Незаметно Лаптев дошел до железнодорожного переезда. Свет фонаря возле будки обрезался по земле скупым желтым кругом. Направо вдали тянулась жидкая цепочка огней авторемонтного завода. Прямо за переездом стеной стояла зябкая мгла.
Курить больше не хотелось, саднило во рту. Нужно было домой идти. Жена, конечно, все знала. И как они там с Алешкой ладились, один бог ведал. Конечно, нужно было сразу идти домой, а не шляться.
И Лаптев заспешил. И как всегда, при торопливом шаге стала заметней его хромота. Правая нога, короткая, калеченая, не поспевала. Лаптев ее волочил.

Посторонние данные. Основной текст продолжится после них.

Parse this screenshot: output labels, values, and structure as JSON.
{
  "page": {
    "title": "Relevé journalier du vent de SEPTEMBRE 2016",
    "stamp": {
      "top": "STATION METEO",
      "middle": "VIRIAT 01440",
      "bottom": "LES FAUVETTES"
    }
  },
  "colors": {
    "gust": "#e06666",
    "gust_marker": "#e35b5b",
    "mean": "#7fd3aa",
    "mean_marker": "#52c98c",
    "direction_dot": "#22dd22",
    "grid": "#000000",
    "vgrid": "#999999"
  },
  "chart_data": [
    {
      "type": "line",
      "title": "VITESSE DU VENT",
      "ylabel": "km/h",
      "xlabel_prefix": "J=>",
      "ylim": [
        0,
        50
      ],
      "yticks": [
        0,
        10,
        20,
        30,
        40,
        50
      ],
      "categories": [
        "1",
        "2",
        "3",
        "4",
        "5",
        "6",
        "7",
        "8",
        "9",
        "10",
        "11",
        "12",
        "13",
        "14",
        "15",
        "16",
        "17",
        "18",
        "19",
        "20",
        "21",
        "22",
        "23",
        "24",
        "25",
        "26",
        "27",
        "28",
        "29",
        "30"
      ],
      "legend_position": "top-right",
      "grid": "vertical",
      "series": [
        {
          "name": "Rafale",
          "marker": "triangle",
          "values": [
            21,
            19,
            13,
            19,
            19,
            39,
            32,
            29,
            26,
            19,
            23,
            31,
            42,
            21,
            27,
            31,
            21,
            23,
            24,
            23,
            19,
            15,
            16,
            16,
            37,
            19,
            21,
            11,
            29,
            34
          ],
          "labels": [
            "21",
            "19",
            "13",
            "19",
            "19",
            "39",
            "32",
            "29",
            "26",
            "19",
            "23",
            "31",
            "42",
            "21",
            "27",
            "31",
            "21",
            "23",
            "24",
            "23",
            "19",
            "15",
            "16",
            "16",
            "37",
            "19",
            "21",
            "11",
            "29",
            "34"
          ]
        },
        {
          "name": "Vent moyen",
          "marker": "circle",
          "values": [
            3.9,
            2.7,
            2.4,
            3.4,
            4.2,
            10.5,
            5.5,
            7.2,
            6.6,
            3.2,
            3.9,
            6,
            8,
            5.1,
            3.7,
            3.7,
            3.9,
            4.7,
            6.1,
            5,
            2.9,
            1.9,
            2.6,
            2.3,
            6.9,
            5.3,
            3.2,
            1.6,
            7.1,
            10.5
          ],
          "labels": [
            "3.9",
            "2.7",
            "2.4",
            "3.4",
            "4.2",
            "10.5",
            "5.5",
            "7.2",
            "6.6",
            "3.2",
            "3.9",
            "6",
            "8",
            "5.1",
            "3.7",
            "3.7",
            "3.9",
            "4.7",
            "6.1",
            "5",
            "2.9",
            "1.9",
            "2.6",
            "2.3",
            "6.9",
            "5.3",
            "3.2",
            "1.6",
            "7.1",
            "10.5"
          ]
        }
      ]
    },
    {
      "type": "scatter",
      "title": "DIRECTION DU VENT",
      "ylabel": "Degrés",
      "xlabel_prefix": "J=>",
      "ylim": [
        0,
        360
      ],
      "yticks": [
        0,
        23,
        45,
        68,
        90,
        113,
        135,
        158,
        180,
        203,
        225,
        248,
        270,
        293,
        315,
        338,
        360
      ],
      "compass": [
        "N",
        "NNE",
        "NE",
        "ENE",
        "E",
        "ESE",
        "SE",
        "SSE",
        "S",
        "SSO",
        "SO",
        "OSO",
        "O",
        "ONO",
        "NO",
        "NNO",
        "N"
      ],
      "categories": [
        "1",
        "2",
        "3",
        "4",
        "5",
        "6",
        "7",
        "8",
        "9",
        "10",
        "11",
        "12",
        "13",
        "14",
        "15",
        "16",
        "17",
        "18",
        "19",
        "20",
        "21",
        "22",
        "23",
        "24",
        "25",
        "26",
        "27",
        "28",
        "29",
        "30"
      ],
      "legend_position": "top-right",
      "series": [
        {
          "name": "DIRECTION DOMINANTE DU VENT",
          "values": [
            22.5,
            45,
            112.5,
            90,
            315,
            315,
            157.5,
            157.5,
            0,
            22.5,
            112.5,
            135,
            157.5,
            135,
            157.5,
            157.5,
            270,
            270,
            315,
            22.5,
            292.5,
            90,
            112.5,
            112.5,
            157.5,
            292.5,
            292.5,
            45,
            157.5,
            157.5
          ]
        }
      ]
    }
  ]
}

А дома все было тихо. Бой, видно, уже отгремел. Дверь в комнату сына была закрыта. Пахло сердечными каплями. Жена на диване лежала с компрессом на голове.
- Ты знаешь... - жалко шмыгнула она носом.
- Знаю, - ответил Лаптев. - Что с тем мальчиком?
- Две скобки наложили на губу. Глаз целый, слава богу, - жена приподнялась осторожно, придерживая рукой компресс. - По ты понимаешь, ведь если его родители подадут заявление в милицию... ведь могут дело начать. И его... всхлипнула она и выкрикнула истерично:- Этого дурака ведь посадят! Дубину эту! А ему хоть бы что! Я ему говорю... А он как баран! Поговори хоть ты с ним! Пусть все скажет! А то долдонит: надо да надо! Вот влепят, тогда узнаете... Дубина здоровая...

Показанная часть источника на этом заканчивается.